Involved in cell-cell, cell-matrix or molecular recognition. Sialic acid is only one component out of several monosaccharides' building glycans of glycoproteins, but has an outstanding impact on the quality and stability of any therapeutic glycoproteins for several reasons. Terminal glucose residues are one of the major factors determining the serum half-life of glycoproteins. The serum half-life is regulated by the expression of liver asialo-glycoprotein receptors. These receptors bind nonsialylated glycoproteins on free galactose residues and bound asialo-glycoproteins are removed from the serum.by endocytosis. As a consequence, expression of terminal sialic acid on galactose residues prevents serum glycoproteins from degradation. Sialic acids are important for masking antigenic determinants or epitopes. It is known that the receptors of the immune system (T- and B-cell receptors) often prefer nonsialylated structures. Therefore, the possibility of the generation of antibodies (neutralizing antibodies) against the therapeutic glycoproteins correlates with the degree of its sialylation. Negatively charged sialic acids influence protein-specific parameters such as the thermal stability the resistance to proteolytic degradation or its solubility.
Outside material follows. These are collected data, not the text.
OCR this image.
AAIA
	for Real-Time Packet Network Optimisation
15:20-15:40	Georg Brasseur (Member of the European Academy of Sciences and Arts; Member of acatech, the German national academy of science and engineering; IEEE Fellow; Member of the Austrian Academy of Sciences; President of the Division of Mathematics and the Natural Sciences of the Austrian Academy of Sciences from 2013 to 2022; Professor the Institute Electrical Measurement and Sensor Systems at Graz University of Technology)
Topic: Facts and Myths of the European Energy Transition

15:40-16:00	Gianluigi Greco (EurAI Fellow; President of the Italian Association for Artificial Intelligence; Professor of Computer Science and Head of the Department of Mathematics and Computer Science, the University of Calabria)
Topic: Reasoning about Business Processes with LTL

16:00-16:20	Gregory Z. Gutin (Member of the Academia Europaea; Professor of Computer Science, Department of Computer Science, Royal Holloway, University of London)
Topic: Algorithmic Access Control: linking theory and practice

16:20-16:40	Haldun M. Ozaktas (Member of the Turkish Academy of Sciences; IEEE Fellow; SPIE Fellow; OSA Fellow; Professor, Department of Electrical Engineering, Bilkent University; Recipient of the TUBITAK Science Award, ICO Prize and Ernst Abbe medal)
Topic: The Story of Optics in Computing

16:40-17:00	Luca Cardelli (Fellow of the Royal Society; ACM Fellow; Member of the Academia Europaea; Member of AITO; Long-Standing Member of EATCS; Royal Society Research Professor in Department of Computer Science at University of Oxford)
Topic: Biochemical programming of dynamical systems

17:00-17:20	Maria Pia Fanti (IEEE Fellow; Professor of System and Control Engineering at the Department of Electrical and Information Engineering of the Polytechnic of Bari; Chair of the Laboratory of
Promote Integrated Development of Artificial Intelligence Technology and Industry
Biosynthesis and Activation of Silica Acid
Study area
The initial reaction in the pathway to form free sialic acid is a conversion of UDP-N-acetylglucosamine (UDP-GlcNAc) to N-acetyl D-mannosamine (ManNAc) since the physiological precursor of all sialic acids is ManNAc . ManNAc is formed from UDP-N- acetylglucosamine (UDPGlcNAc) by epimerization of the hydroxyl-group in position 2 and cleavage of UDP by the UDP- Nacetylglucosamine 2-epimerase. Cardini and Leloir originally discovered this enzyme in rat liver. All ManNAc produced by the UDP-Nacetylglucosamine 2-epimerase is metabolized to sialic acid. The biosynthesis of sialic acid is regulated by the feedback inhibition of the key enzyme of sialic acid biosynthesis, the UDP-Nacetylglucosamine 2-epimerase/ManNAc kinase (GNE). GNE is a bifunctional enzyme, which catalyzes the conversion of UDP-GlcNAc to ManNAc and the phosphorylation of ManNAc to ManNAc-6-phosphate. The next step is a condensation of ManNAc-6-P and pyruvat resulting in sialic acid-9-phosphate by the N-acetyl-D-neuraminyl-9-phosphate synthase.
Development
Nearly each naturally eukaryotic secreted protein is a glycoprotein and therefore most therapeutic proteins in development are glycoproteins. Sialic acid is a crucial monosaccharide in mammalians. Especially in humans, glycans of glycoproteins determine functional properties of the respective protein. This review concentrates on the role of sialic acid and possibilities to increase the content of sialic acid during the production process of recombinant glycoproteins. Glycosylation and sialylation (as one part of the glycosylation) have different consequences on (therapeutic) glycoproteins and therefore one has to distinguish between glycosylation and sialylation. Glycosylation per se has major impact on solubility and resistance to proteolysis of glycoproteins. Glycosylation can be achieved by expressing the respective protein in a cell system, which is capable to glycosylate proteins, such as insect cells or mammalian cells like CHO.